(Originally posted March 15, 2019)

What people say about you is a reflection of them, not you.  Most of us have probably heard that saying before, and typically think of it in relation to a negative interaction.  Negative comments said by others can sometimes result in us ruminating on perceived deficiencies within ourselves, or perhaps feeling anger or judgment toward the other person.  We might look for what’s missing – in ourselves or another – which is preventing a more positive interaction.  It’s helpful to remind ourselves that it’s about them, not us.

Any message is rooted in the person who is spreading the message: how they feel that day, what space they’re in, or whatever goal they may have.  If someone is having a bad day (by their own interpretation), even if they are our biggest fan, they may have trouble saying “hello” in that moment.  This may come across to us in various ways, depending on how vulnerable or confident we are feeling at that moment. But really, what they say is about them; how we receive it is about us and within our control.

What about when a person is supportive, reassuring, and complimentary in what they say?  It feels great, maybe it perks us up!  But it’s not actually how they feel about us that impacts us in the long term. Sure, it shows the other person’s belief in us, maybe they even point out attributes or skills that we hadn’t consciously noticed we had.  But the real impact actually comes from the resonating deep inside us, the spark that reminds us of what we already know to be true about ourselves:  deep down we all know that we are amazing – we’ve just forgotten!  Our inner beacon, the light that guides our way to this knowledge may have just dulled a little over time due to believing other messages (direct and indirect) about how we aren’t good enough in some way, how we are somehow deficient by another’s (or our own extremely high) standards.
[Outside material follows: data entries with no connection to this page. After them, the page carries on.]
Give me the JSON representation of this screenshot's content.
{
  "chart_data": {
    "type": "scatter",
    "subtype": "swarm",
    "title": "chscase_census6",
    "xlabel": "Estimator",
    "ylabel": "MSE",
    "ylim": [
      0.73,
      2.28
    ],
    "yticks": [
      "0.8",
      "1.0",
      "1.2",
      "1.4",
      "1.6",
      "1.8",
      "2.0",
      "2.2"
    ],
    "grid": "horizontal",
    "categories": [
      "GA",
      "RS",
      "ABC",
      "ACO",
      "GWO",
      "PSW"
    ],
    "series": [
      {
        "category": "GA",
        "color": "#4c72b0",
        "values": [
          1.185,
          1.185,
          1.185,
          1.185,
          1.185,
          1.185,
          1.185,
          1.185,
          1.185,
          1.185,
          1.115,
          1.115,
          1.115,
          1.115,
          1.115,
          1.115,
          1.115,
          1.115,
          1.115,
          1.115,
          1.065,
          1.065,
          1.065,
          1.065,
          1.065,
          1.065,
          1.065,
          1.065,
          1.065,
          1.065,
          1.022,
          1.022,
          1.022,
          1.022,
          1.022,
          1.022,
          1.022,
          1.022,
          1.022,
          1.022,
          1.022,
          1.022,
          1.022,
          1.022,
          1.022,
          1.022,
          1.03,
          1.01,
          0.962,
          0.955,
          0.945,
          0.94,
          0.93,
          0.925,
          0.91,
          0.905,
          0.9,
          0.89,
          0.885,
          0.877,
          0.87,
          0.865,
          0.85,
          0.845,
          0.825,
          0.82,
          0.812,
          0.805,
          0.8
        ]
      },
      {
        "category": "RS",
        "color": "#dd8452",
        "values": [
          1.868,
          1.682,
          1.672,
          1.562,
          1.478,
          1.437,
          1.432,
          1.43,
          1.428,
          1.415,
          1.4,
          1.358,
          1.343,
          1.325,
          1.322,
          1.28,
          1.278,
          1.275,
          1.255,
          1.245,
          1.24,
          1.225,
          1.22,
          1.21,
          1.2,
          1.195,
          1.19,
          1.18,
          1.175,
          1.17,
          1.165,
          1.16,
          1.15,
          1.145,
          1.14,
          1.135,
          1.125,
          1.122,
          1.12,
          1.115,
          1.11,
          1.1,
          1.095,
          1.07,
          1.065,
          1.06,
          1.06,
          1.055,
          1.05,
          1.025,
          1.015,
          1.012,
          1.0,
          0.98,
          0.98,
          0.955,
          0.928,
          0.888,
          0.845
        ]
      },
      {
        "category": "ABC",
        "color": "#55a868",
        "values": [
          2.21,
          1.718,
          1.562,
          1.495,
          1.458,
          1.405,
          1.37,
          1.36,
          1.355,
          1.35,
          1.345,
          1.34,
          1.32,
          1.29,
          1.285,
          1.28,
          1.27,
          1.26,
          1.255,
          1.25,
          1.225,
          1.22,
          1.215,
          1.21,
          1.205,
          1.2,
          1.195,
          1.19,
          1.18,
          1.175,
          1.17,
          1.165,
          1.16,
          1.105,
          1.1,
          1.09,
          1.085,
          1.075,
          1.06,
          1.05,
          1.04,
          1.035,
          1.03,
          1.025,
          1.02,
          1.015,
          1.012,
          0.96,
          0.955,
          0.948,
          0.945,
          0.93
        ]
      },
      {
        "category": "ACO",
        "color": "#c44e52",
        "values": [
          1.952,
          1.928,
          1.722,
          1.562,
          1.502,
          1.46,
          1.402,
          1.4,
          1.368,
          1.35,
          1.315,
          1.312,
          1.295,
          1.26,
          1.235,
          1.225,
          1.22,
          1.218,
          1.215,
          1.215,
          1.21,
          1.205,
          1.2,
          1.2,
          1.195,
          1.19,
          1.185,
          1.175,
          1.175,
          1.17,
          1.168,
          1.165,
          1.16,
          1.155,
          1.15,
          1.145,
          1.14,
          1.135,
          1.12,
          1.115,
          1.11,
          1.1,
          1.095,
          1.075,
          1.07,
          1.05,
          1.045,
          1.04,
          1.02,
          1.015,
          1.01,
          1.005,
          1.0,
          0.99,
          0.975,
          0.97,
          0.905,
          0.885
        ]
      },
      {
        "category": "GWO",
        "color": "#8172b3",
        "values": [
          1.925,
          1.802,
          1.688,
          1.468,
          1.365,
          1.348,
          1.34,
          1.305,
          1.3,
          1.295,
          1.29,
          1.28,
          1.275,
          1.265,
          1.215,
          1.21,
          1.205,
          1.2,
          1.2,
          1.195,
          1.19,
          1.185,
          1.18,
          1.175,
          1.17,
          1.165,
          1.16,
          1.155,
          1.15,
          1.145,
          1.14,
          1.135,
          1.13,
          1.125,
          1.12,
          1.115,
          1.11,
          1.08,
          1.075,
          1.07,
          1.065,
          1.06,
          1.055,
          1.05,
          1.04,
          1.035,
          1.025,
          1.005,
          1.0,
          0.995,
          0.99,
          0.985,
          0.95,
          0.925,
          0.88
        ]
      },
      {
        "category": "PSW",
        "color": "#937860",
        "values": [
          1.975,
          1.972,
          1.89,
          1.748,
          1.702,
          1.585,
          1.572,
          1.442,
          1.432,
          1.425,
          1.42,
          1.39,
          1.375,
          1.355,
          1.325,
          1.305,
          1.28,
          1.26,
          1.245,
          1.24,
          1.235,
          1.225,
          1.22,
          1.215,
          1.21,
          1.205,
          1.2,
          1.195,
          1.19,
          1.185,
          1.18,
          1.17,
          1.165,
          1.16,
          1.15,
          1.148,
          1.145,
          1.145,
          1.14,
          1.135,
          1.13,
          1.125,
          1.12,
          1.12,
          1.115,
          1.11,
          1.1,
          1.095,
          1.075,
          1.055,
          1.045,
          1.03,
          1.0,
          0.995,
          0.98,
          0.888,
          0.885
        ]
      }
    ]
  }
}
If we look externally for support and validation, how we feel can change like Calgary weather.  What people say to us, as well as movies we watch, what we read, ads we see, energy we feel – every piece of information, opinion, and comment we take in can impact us, good or bad — as we choose to define it, and as we choose to receive it in that moment.

The more we can hold firm in our core confidence, know ourselves to be doing our very best (whatever our best is in that moment), be aware of our uniqueness, hold onto our strengths, and remind ourselves that other peoples’ words are about them – responding in a way that is true to us  – we can help ourselves stay solid in the midst of it all.

Let the positive comments and compliments rekindle what you’ve forgotten, allow it re-light your inner sparkle.  But know that you don’t have to rely on them to feel that. Don’t wait for a compliment from someone else.  Be your own cheering squad.  Give yourself a compliment.   Tell yourself how great you did.  Remind yourself to look inward and see your own wonderful skills and attributes and unique personality – all of which make you you.  And the world – all of us – we all need you just as you are.